Jedes Jahr werfen Banken und Finanzgesellschaften unzählige strukturierte Produkte neu auf den Markt. Allein letztes Jahr wurden in der Schweiz rund 70 Milliarden Franken in solche Anlagevehikel investiert. Doch nur die wenigsten wissen, was genau sie eigentlich kaufen.
Strukturierte Produkte sind nämlich komplexe Anlageformen mit unverständlichen Bezeichnungen. Man könne damit «in steigenden, seitwärts tendierenden oder auch in fallenden Märkten attraktive Renditen erzielen», verspricht zwar die Scoach Schweiz AG, die eine spezielle Börse für diese Produkte betreibt.
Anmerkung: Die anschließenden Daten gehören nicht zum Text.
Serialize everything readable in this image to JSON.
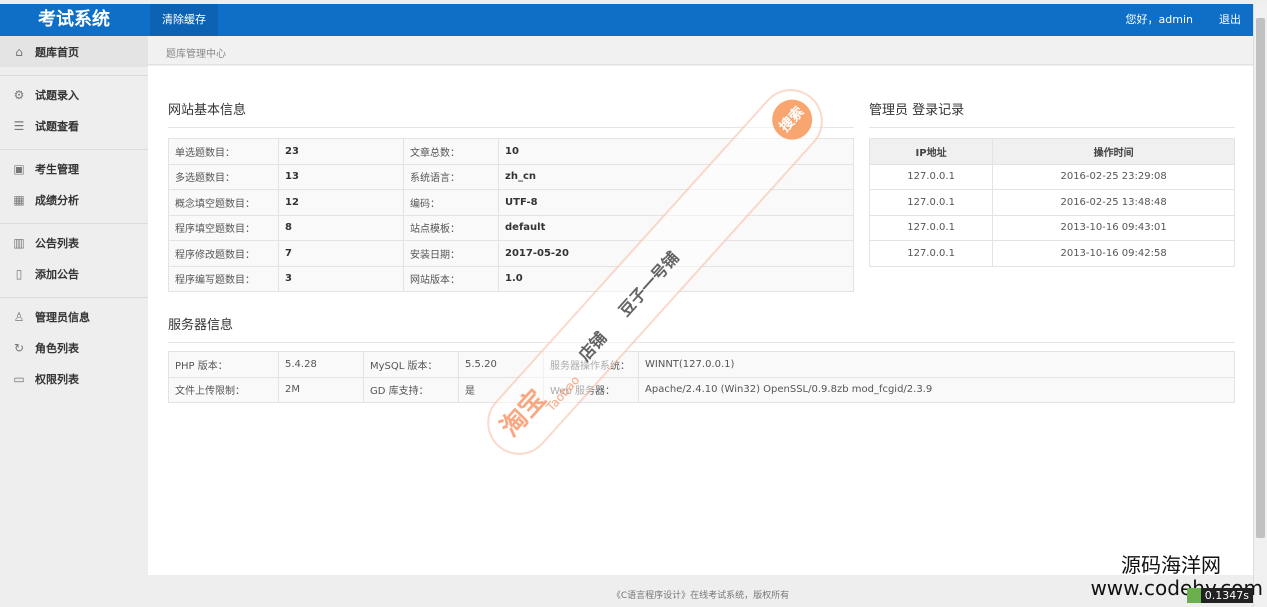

Aber: «Für den Begriff ‹strukturierte Produkte› gibt es nicht einmal eine offizielle Definition», kritisiert Stephanie Comtesse, Rechtanwältin in der Zürcher Wirtschaftskanzlei Bär & Karrer, geschweige denn eine gesetzliche Regelung. Fazit: Aus den mageren Informationen zu strukturierten Produkten wird kaum einer schlau – auch nicht, wenn er sich telefonisch erkundigt (siehe unten).
Norwegen schränkt den Verkauf ein
«Entsprechend kaufen die meisten Anleger die falschen Produkte», so Thorsten Hens, Direktor des Schweizerischen Bankeninstituts der Universität Zürich. Die Aussage stammt aus einer noch unveröffentlichten Studie mit dem bezeichnenden Titel «The Dark Side of the Moon» (die dunkle Seite des Mondes).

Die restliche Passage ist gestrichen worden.